Irgendeiner von den Stammgästen
feierte seinen Geburtstag
und spendierte eine Runde
nach der anderen.
Wir tranken auf sein Wohl!
Wir tranken auf unser Wohl!
Und dann tranken wir
auf das Wohl der ganzen Welt!
Wir sangen und tanzten
wie es sich nun mal gehört
für Leute, die sonst nichts haben;
wir soffen Schnaps und Bier
bis der tapfere Spender sich
unter Gejohle und kotzend
wie ein alter Wasserspeier
auf den Heimweg machte.

Seltsamerweise fühlte ich mich
noch fit und kräftig genug
für einen kleinen Fußmarsch
durch die Nacht, hin
zu meiner gemieteten Bude.

Aber draußen
in der warmen Juniluft, in der
die Glühwürmchen ins Schwitzen kamen,
haute es mich dann doch einfach um.
Kraftlos wie ein totes Tier
sank ich danieder
auf das noch immer warme Pflaster
eines schmierigen Bürgersteigs.

Aber gleich neben mir
erspähte ich einen Vorgarten,
voll von einladend grünem weichem Gras
das nur auf mich zu warten schien.
Wenn ich es bis dahin schaffe, dachte ich,
dann wird alles gut, dann bist du gerettet.
Denn dieses Rumliegen auf dem harten Pflaster
war geradezu eine Einladung
für jeden jugendlichen Schläger
mir den Rest zu geben, um anschließend
seinen doofen Kumpeln zu imponieren.
Das musste nun wirklich nich sein.

Also versuchte ich da rüber zu kriechen,
in die sichere Deckung einer schmalen Hecke.
Aber es tat sich nix.
Ich versuchte mich zu Rollen, zu winden
wie ein Aal. Doch dieser Aal war total gelähmt.
Festgenagelt auf Pflastersteinen.
Ausgeliefert und angeschissen
wie dieser Kerl damals an seinem Kreuz.

Das einzige
was mir noch gelang,
war das Atmen.
Also atmete ich, und blieb einfach liegen.
Vielleicht eine viertel Stunde verging
als ich diese Stimmen hörte,
noch entfernt und undeutlich.
Jetzt bist du geliefert, dachte ich,
jetzt werden sie dich finden,
mein atmen wurde heftiger
und ich startete einen neuen Anlauf
Richtung Vorgarten. Es klappte
noch immer nich.

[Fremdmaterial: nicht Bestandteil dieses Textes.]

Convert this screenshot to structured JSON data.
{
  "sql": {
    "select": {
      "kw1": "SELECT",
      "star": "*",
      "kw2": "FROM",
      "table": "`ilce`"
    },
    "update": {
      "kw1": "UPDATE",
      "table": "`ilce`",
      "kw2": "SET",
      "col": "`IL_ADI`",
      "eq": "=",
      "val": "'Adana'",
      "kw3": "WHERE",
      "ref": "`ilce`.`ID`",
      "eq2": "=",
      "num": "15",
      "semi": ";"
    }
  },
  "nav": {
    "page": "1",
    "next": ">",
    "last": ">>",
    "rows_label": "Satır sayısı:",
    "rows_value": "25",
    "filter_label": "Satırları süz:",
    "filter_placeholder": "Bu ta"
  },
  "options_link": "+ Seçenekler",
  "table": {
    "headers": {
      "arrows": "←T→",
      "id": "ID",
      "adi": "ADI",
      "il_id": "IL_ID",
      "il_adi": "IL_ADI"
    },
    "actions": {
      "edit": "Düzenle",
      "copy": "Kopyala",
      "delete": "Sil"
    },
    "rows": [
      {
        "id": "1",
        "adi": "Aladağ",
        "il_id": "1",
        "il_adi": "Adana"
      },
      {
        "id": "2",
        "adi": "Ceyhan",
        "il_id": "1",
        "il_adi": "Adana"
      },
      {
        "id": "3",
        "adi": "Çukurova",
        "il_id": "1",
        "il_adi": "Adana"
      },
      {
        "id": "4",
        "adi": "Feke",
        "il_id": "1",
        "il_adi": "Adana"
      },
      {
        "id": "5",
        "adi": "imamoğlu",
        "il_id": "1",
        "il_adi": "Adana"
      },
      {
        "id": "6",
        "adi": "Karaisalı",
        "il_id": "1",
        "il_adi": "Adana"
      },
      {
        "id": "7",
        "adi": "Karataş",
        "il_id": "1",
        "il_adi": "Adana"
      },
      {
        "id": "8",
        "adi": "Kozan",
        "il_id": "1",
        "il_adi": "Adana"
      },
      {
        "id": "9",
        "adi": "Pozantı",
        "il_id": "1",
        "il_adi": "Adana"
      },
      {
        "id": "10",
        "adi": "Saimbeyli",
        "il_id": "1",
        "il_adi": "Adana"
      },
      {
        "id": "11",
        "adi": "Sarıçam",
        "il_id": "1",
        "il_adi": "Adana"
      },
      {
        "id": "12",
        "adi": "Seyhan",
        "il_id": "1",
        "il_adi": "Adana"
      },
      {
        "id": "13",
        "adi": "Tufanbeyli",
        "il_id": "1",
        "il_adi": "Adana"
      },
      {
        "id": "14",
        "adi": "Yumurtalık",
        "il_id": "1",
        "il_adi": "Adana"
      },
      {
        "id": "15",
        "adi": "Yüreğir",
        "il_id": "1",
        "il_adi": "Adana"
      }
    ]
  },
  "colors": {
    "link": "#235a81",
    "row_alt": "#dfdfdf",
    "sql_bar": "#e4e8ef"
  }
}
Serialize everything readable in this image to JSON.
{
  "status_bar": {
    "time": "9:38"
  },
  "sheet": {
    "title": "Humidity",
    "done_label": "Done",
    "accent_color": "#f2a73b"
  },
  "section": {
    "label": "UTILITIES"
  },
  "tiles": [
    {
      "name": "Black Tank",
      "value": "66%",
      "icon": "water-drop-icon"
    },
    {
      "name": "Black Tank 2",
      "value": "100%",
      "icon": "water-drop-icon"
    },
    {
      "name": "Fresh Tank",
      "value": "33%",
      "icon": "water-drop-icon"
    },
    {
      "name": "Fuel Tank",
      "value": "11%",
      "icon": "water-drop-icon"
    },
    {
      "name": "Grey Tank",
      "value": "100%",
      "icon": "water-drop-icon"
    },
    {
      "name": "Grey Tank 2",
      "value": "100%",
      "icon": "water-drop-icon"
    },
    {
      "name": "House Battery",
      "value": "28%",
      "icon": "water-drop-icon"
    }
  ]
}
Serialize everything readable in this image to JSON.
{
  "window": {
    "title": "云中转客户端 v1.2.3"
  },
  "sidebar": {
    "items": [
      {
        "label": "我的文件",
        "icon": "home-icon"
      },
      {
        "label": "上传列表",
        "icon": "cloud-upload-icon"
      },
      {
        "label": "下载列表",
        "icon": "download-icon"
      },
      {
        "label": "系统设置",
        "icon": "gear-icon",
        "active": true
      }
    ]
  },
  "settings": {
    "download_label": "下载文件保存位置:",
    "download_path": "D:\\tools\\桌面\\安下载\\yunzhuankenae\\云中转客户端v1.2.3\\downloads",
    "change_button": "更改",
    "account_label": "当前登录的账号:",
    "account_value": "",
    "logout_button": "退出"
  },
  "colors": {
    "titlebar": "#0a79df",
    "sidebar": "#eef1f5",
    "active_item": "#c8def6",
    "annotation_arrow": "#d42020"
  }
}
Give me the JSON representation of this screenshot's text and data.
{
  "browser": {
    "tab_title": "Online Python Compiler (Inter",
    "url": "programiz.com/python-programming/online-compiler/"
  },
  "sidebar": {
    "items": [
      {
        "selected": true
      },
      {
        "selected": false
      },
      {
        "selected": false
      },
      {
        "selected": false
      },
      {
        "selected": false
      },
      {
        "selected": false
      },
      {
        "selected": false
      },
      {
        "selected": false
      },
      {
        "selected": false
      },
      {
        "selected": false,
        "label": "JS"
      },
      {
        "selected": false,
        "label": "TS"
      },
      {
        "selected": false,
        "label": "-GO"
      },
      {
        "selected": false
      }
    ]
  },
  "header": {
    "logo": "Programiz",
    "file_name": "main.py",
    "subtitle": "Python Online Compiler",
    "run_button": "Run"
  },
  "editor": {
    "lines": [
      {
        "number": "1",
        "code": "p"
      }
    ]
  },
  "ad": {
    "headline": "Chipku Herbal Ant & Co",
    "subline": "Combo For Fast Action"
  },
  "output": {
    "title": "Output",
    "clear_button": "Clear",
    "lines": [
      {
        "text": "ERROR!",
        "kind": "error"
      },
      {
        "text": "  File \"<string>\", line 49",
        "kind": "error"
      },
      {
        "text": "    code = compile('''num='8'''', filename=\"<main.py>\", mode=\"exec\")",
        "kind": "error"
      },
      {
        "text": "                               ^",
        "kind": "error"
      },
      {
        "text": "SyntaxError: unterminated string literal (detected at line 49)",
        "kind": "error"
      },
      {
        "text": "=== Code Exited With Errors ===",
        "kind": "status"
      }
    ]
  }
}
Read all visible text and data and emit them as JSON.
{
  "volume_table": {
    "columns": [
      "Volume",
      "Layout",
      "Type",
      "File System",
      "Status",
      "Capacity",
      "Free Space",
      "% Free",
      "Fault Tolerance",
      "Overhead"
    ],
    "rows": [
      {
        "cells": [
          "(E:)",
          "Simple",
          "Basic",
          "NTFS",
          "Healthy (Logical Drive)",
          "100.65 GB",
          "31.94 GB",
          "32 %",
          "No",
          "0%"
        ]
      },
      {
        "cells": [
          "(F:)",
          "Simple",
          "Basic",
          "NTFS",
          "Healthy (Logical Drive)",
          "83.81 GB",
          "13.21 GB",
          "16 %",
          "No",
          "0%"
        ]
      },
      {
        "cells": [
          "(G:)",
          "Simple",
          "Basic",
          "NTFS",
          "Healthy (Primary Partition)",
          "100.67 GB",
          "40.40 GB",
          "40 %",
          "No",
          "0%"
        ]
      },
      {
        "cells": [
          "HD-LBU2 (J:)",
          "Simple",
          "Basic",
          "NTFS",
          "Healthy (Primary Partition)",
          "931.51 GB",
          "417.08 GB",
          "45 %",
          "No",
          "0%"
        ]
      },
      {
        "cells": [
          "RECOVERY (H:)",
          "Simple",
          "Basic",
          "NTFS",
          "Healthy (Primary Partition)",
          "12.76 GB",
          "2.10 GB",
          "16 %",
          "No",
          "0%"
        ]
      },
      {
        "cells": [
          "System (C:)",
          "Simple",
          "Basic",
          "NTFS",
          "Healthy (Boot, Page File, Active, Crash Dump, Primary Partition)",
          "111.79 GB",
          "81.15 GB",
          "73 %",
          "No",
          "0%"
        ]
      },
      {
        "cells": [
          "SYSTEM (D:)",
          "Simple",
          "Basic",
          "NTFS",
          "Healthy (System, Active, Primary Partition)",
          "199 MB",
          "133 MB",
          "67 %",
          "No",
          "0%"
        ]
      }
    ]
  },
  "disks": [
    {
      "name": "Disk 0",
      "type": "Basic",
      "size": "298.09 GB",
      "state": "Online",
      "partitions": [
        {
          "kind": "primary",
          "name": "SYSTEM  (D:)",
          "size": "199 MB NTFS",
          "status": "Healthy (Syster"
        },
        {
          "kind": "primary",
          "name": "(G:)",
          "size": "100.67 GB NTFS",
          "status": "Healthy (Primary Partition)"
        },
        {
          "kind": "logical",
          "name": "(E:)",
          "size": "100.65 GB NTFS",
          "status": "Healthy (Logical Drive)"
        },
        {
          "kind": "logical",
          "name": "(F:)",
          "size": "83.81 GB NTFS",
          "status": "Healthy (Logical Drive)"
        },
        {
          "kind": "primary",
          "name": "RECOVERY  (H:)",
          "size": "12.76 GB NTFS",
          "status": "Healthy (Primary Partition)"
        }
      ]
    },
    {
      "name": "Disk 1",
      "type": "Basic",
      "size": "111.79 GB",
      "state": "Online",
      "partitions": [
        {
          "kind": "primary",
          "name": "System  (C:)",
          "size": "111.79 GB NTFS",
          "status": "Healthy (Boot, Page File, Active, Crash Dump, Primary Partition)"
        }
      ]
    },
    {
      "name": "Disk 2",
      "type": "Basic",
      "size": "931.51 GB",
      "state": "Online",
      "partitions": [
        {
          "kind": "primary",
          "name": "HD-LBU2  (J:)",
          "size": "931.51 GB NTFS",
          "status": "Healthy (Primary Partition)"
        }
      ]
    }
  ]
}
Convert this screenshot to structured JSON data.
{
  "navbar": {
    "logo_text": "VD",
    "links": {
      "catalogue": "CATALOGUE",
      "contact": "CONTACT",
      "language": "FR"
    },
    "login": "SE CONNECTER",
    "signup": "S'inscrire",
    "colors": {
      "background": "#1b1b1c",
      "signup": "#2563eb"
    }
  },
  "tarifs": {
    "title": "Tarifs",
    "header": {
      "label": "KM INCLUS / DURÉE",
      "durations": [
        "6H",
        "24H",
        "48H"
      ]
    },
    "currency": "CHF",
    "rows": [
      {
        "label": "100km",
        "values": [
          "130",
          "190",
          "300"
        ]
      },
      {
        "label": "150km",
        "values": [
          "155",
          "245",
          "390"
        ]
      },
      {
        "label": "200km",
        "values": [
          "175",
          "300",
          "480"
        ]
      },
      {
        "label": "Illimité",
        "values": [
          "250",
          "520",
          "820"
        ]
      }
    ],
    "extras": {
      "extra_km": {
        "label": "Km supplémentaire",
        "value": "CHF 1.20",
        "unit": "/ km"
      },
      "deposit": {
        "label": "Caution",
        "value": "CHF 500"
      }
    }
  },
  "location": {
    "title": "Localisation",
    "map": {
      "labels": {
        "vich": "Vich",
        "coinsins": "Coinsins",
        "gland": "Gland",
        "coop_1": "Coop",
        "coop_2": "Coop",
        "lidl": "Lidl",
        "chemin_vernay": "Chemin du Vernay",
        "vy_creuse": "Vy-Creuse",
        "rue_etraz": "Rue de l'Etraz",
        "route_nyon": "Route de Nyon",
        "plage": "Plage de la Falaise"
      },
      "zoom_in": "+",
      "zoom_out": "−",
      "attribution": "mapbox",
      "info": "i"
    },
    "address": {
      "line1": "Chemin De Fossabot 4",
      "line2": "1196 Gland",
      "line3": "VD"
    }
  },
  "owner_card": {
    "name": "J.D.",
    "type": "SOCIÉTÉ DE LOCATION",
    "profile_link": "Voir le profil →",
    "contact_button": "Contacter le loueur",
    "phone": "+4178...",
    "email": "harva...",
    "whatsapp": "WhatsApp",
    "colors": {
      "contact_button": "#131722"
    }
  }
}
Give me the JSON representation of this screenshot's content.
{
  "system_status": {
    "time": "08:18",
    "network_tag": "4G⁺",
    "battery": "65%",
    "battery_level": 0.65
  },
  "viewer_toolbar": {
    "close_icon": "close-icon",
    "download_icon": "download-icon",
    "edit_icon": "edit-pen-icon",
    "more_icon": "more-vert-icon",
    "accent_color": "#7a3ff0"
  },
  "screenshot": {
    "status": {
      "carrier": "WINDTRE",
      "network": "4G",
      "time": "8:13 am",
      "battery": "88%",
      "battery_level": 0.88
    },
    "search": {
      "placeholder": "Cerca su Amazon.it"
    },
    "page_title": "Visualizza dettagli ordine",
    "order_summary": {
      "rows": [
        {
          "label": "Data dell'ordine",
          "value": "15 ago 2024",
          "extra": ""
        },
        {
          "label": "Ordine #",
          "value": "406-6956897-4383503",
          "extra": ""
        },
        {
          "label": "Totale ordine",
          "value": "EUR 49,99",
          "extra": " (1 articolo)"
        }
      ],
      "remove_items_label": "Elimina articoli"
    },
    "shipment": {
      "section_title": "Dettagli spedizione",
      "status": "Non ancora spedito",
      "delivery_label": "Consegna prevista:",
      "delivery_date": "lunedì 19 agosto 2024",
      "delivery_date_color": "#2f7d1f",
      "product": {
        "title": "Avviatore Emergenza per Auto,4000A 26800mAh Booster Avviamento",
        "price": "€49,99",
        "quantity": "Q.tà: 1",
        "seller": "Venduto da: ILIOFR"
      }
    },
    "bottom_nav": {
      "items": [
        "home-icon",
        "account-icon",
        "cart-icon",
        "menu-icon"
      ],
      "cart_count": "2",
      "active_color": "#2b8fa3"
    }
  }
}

Ich hätte doch lieber
die Finger vom Schnaps lassen sollen.
Denn der Schnaps bringt einen irgendwann um,
dass weiß doch jeder.

Die Stimmen kamen näher, wie ich
ernsthaft besorgt feststellte.
Es waren weibliche Stimmen,
und tatsächlich waren es zwei Mädels
die fast über mich stolperten.
- Oh, sagte die eine.
- Ach je, die andere.

Sie waren jung, vielleicht Studentinnen
auf nächtlicher Pirsch, angeheitert und aufgeladen
vom Prosecco und schlechten Liebesfilmen.
Eigentlich harmlos, aber auch bei diesen beiden
musste man auf der Hut sein.

- Brauchen Sie Hilfe? Fragte die eine.
- Können wir was tun? Fragte die zweite.

- Seht Ihr den Rasen da drüben?
Fragte ich zurück, und sie nickten heftig
Bestätigung.
- Legt mich bitte einfach da hin!


Was sie dann auch versuchten:
Sie zogen, sie zerrten
und schoben an mir rum
bis sie es tatsächlich geschafft hatten.
Deutlich spürte ich dieses satte Grün
unter mir, und über mir spendete
ein Stück Hecke schale Geborgenheit.

- Danke, sagte ich.
Dann gingen sie weg.
- Gute Nacht! hörte ich die eine sagen,
während die andere verhalten lachte.
Dann war Stille.

Sie hatten mich nich beschimpft,
oder geschlagen und an den Kopf getreten,
mich nich angezündet. Sie hatten mir
noch nicht mal die Brieftasche geklaut.

Das war wirklich nett von ihnen, dachte ich,
und dankte still für diesen Hauch Barmherzigkeit.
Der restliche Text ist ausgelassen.